Lac Édouard

Ma dernière visite à Lac Édouard remontait à mars 2013. Nous avions profité de la relâche en famille pour faire le plein d’énergie et de chaleur humaine dans cette municipalité située au nord de la Mauricie.

Pour notre expédition 2021, nous avons choisi de vivre l’expérience en train. J’insiste sur le terme «expérience», car ce trajet qui longe la rivière Batiscan et le cœur d’une des plus belles forêts du Québec est une véritable aventure. Un voyage de l’intérieur, au sens propre et figuré.

Il y a, bien sûr, ce paysage magnifique des couleurs à ce moment de l’année, mais également la rencontre des personnes pour qui le train est essentiel. Pour avoir voyagé en train entre Montréal et Québec, ce trajet entre Shawinigan et Lac Édouard est tout autre. En effet, à bord de ce train, nous sommes témoins des habitations et des destinations qui ne sont accessibles que par ce moyen de transport. Il est fascinant de constater que le train s’arrête en plein milieu de la voie, voir une passagère descendre pour y retrouver son homme et sa demeure, au bord d’un lac où un feu crépite sur la berge. Après avoir fait le plein de provisions, elle retrouve le calme de cette nature où le réseau cellulaire et wifi ne font pas partie du quotidien.

Trois heures après notre départ de la gare, nous sommes arrivées aux portes du paradis: Lac Édouard. C’est ainsi que nos hôtes ont nommé leur terre d’accueil. Un couple de citadins qui a choisi de s’installer dans cette petite municipalité où le temps s’arrête et où l’instant présent est si facile.

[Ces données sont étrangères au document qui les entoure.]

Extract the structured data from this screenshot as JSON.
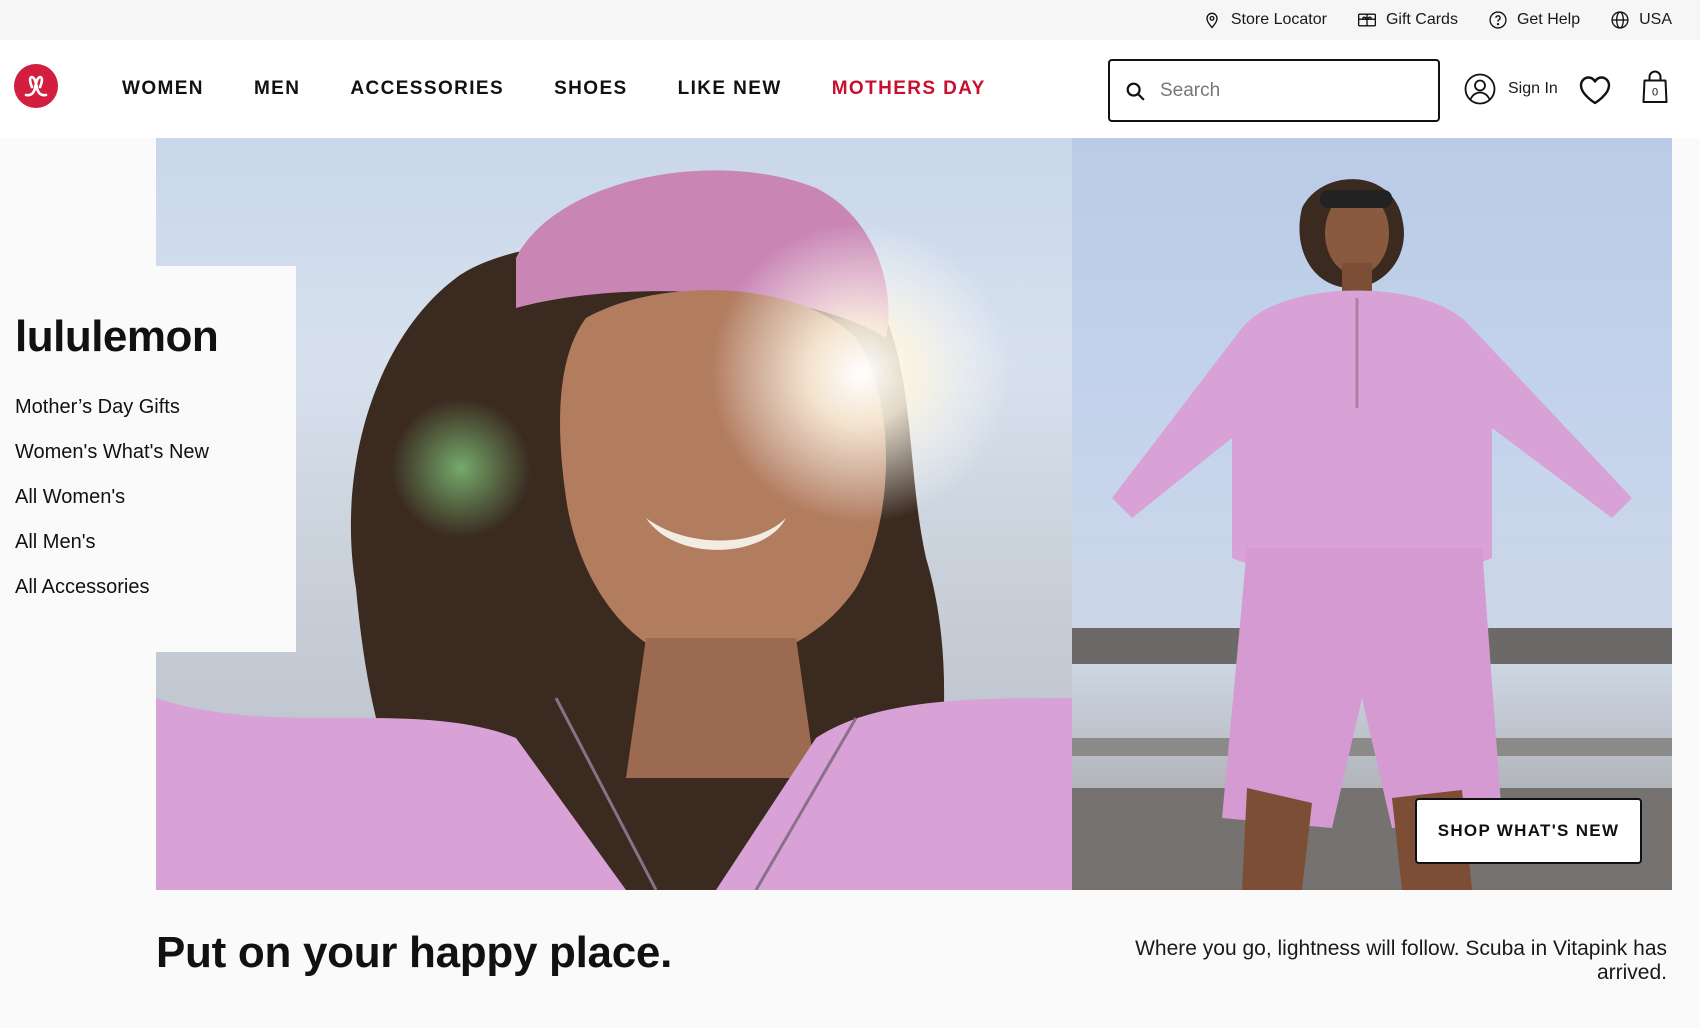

Depuis longtemps, je m’intéresse à la notion de territoire, à cette identité culturelle et d’appartenance qui en découle. Lors de ce voyage, j’ai été habitée de questionnements et de réflexions, tels que : comment nous habitons notre territoire, les effets d’un mode de développement économique basé sur le capital financier sans égard pour les humains et les ressources qui le rendent possible, sur notre vision à court terme qui fait en sorte que l’on ne planifie pas les lendemains d’une industrie ou de l’exploitation d’une ressource. Pendant des décennies, voire des générations, des humains contribuent à l’économie d’un village, en font leur histoire, leur culture, leur identité. Et quand tout cela s’essouffle, parfois même s’éteint, on les laisse en plan avec ce trou béant. C’est là que la résilience fait son œuvre. Car une fois que l’on a laissé ces femmes, ces hommes et ces enfants vivre un territoire, pourquoi faudrait-il le laisser à l’abandon? Surtout, si c’est aux portes du paradis…

Lors de ce voyage, j’ai été témoin encore une fois de la volonté de maintenir la vitalité et de dynamiser cette communauté. Je me suis même sentie solidaire de ce désir de trouver des solutions, des idées pour que ce soit toujours bon de vivre à Lac Édouard. Je souhaite ardemment que les prochaines générations ne répètent pas les erreurs du passé et que l’on planifie notre développement de façon circulaire, de façon durable et respectueuse de la nature et des humains. Lorsque l’on parcourt un tel territoire, on ressent encore plus intensément cette urgence.

Lors du retour en train, j’ai lu ce proverbe Ubuntu utilisé en philosophie africaine: « Je suis, car nous sommes », tout était là, il n’y avait plus rien à ajouter.